The tourists are coming (maybe)
Travel agents are predicting that the Royal Wedding is going to be a boon to recession-ravagged London:
The royal nuptials planned for Friday, April 29 have seen a surge in the number of people planning to visit the city, particularly from the United States and continental Europe, London's Evening Standard newspaper reported on Friday.
Travel website Expedia.co.uk reported a 266 per cent rise in bookings for the weekend, representing some 1.1 million visitors per day, the newspaper said.
'The royal wedding is proving a welcome stimulus for the travel industry and we have seen a significant increase in bookings from travellers seeking to watch the spectacle,' Expedia spokesman Andrew Warner said.
And it appears that the travel industry won't be the only beneficiary. Some enterprising Londoners are planning to flee the city and rent our their homes for a princely sum.
London's roughly 120,000 hotel rooms are nowhere near enough to accommodate the hordes of royalty buffs expected for the wedding of Prince William and Kate Middleton. That means many Londoners plan to do what they always do whenever a big event hits town - rent out their homes for a huge profit.
And would-be travellers got a little good news from British Airways recently, after the union said that if there is more strike action this spring, it will steer clear of the royal wedding.
Speaking to the BBC this month, [general secretary of Britain's largest union, Len] McCluskey indicated that Unite members would be reluctant to strike during the royal wedding. "It is a bank holiday.
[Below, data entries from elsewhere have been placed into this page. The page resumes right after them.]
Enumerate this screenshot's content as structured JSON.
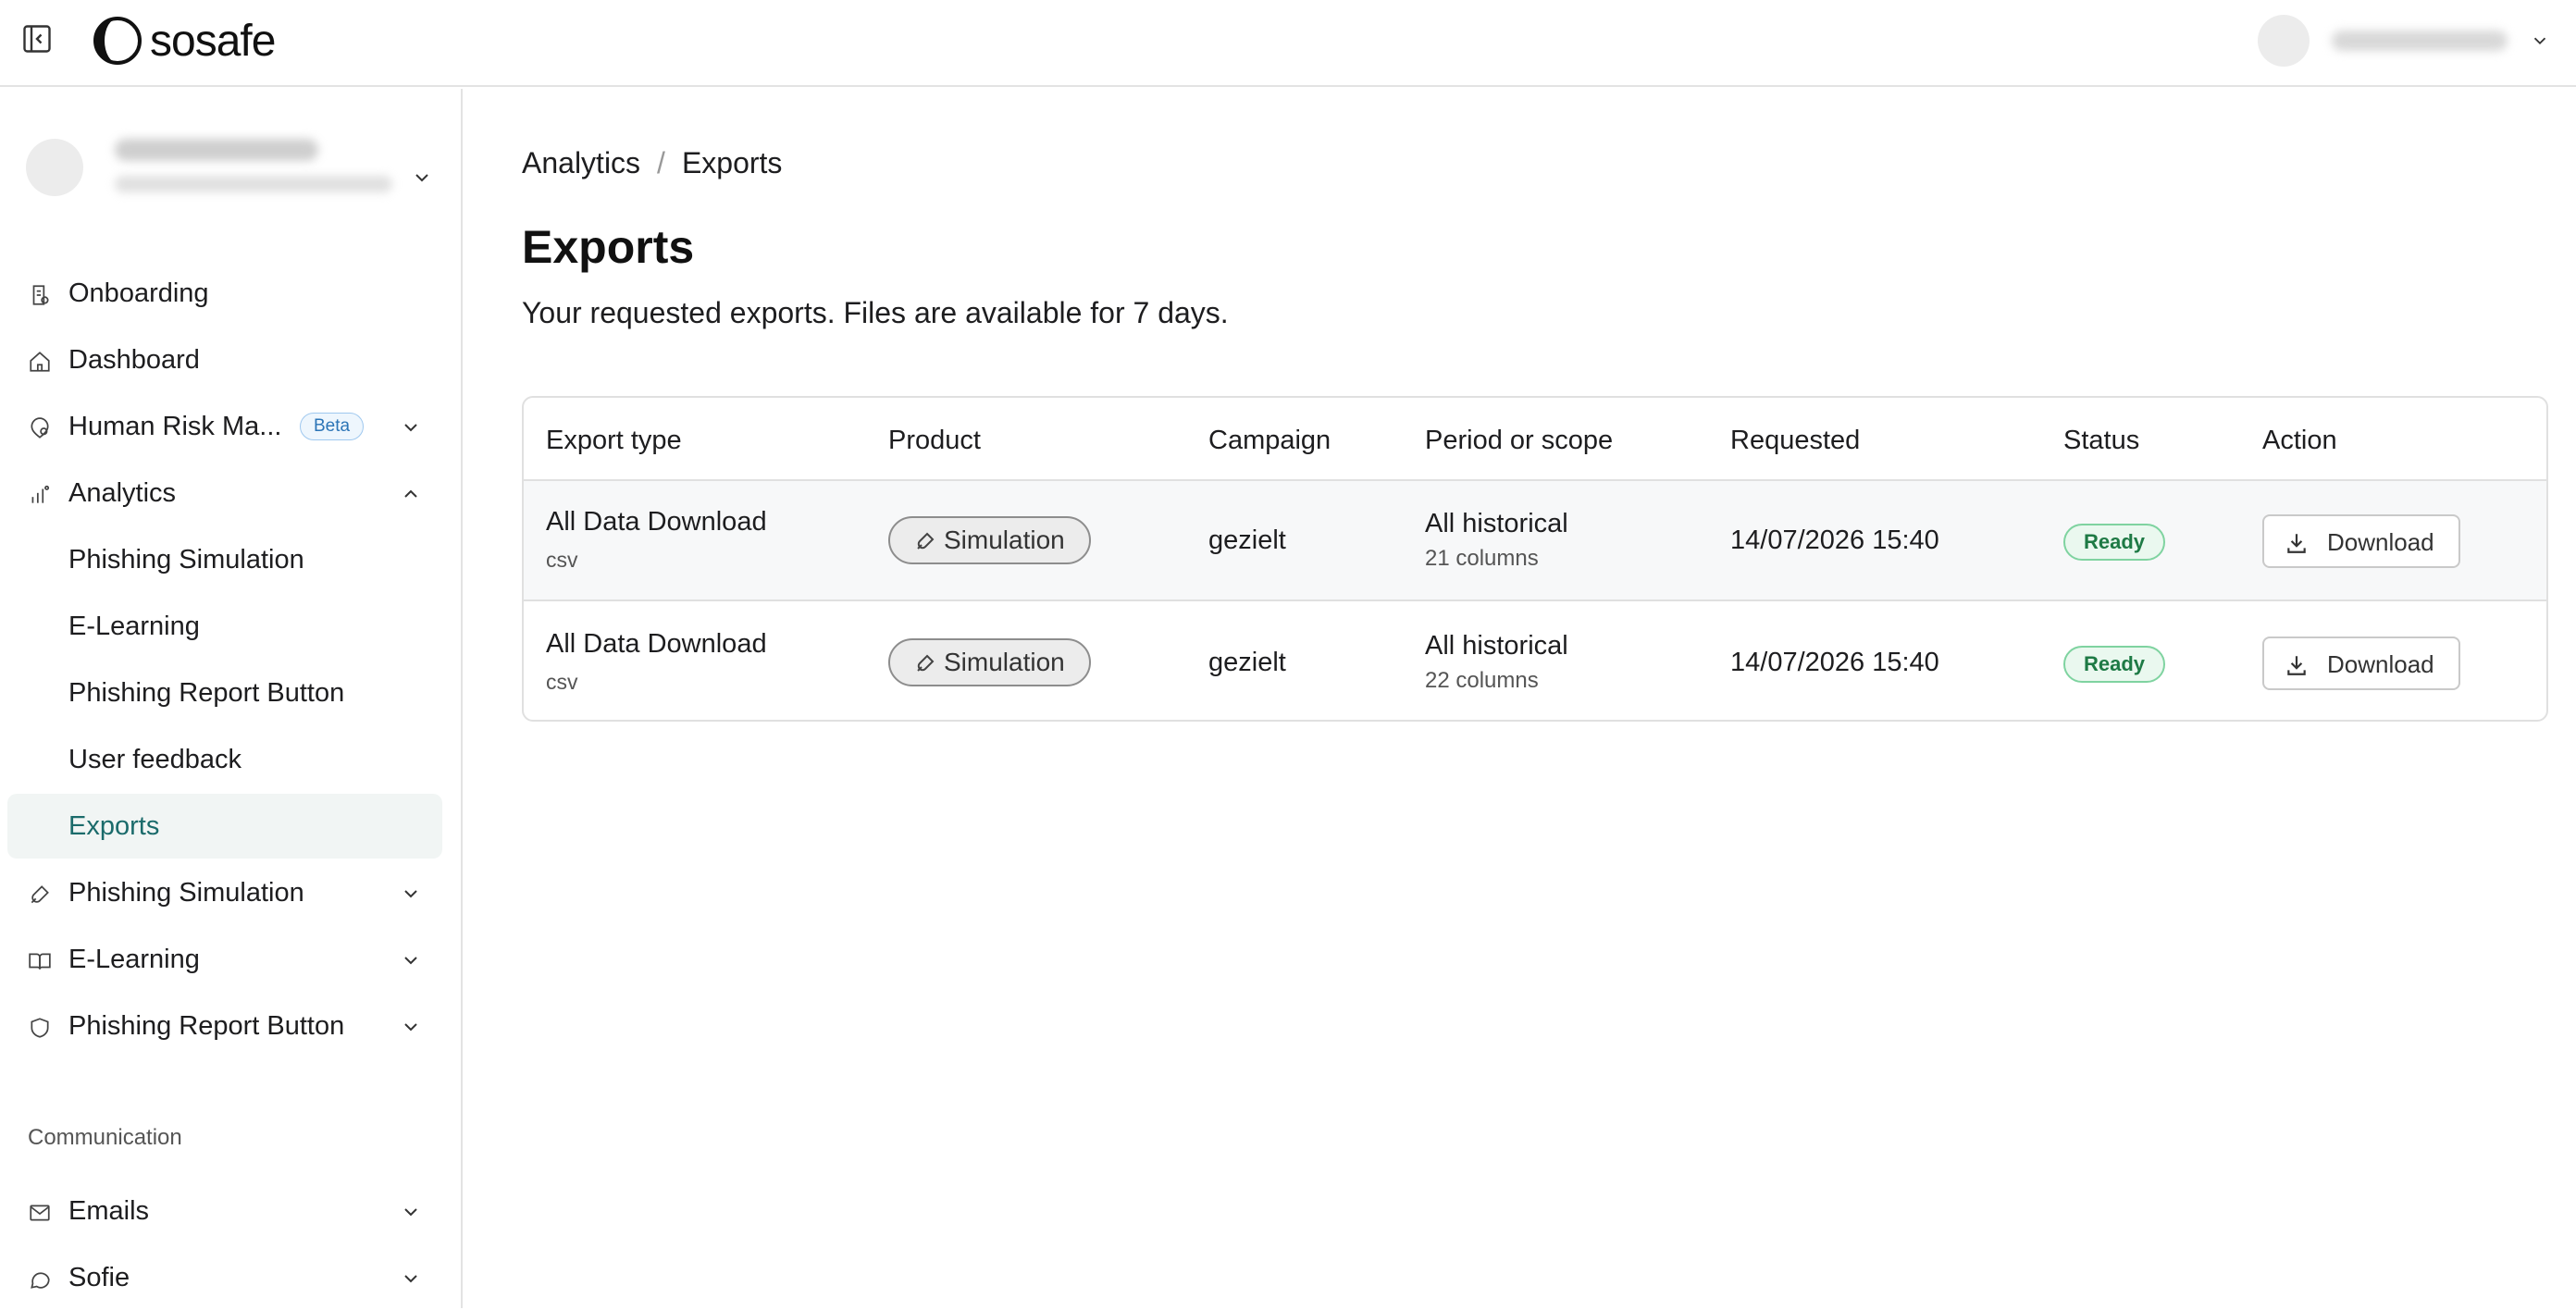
{
  "header": {
    "brand": "sosafe"
  },
  "sidebar": {
    "items": [
      {
        "label": "Onboarding"
      },
      {
        "label": "Dashboard"
      },
      {
        "label": "Human Risk Ma...",
        "badge": "Beta"
      },
      {
        "label": "Analytics"
      },
      {
        "label": "Phishing Simulation"
      },
      {
        "label": "E-Learning"
      },
      {
        "label": "Phishing Report Button"
      },
      {
        "label": "User feedback"
      },
      {
        "label": "Exports"
      },
      {
        "label": "Phishing Simulation"
      },
      {
        "label": "E-Learning"
      },
      {
        "label": "Phishing Report Button"
      },
      {
        "label": "Emails"
      },
      {
        "label": "Sofie"
      }
    ],
    "section_communication": "Communication"
  },
  "main": {
    "breadcrumb": [
      "Analytics",
      "/",
      "Exports"
    ],
    "title": "Exports",
    "description": "Your requested exports. Files are available for 7 days.",
    "table": {
      "columns": [
        "Export type",
        "Product",
        "Campaign",
        "Period or scope",
        "Requested",
        "Status",
        "Action"
      ],
      "rows": [
        {
          "type": "All Data Download",
          "format": "csv",
          "product": "Simulation",
          "campaign": "gezielt",
          "period": "All historical",
          "columns_count": "21 columns",
          "requested": "14/07/2026 15:40",
          "status": "Ready",
          "action": "Download"
        },
        {
          "type": "All Data Download",
          "format": "csv",
          "product": "Simulation",
          "campaign": "gezielt",
          "period": "All historical",
          "columns_count": "22 columns",
          "requested": "14/07/2026 15:40",
          "status": "Ready",
          "action": "Download"
        }
      ]
    }
  },
  "colors": {
    "accent": "#1b6b6b",
    "active_bg": "#f1f5f4",
    "ready_text": "#1e7a45",
    "ready_bg": "#eaf8ef",
    "beta_text": "#2b74b6"
  }
}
I doubt whether many of our members will want to take strike action," he said.
But two days after the engagement was announced, Visit Britain's head of research and forecasting, David Edwards, emailed colleagues with what he described as "more actual 'evidence'".
"If we look at the marriage of Andrew and Sarah in July 1986 we find that across the year as a whole there were 4% fewer visitors to Britain than in 1985, but that in July  there were 8% fewer than in July of 1985," he said. "While this and the results relating to 1981 are inconclusive, such as it is, the evidence points to royal weddings having a negative impact on inbound tourism."
Geez. Next they're going to tell us that Lemmings don't periodically jump to their deaths.
But perhaps standing along Whitehall in a chilly London drizzle isn't your bag anyway. Fear not. Princess Cruises has announced that it will broadcast the royal wedding live on its ships. Just imagine toasting the royal couple with a mojito as you steam through the Caribbean. Does it get any better?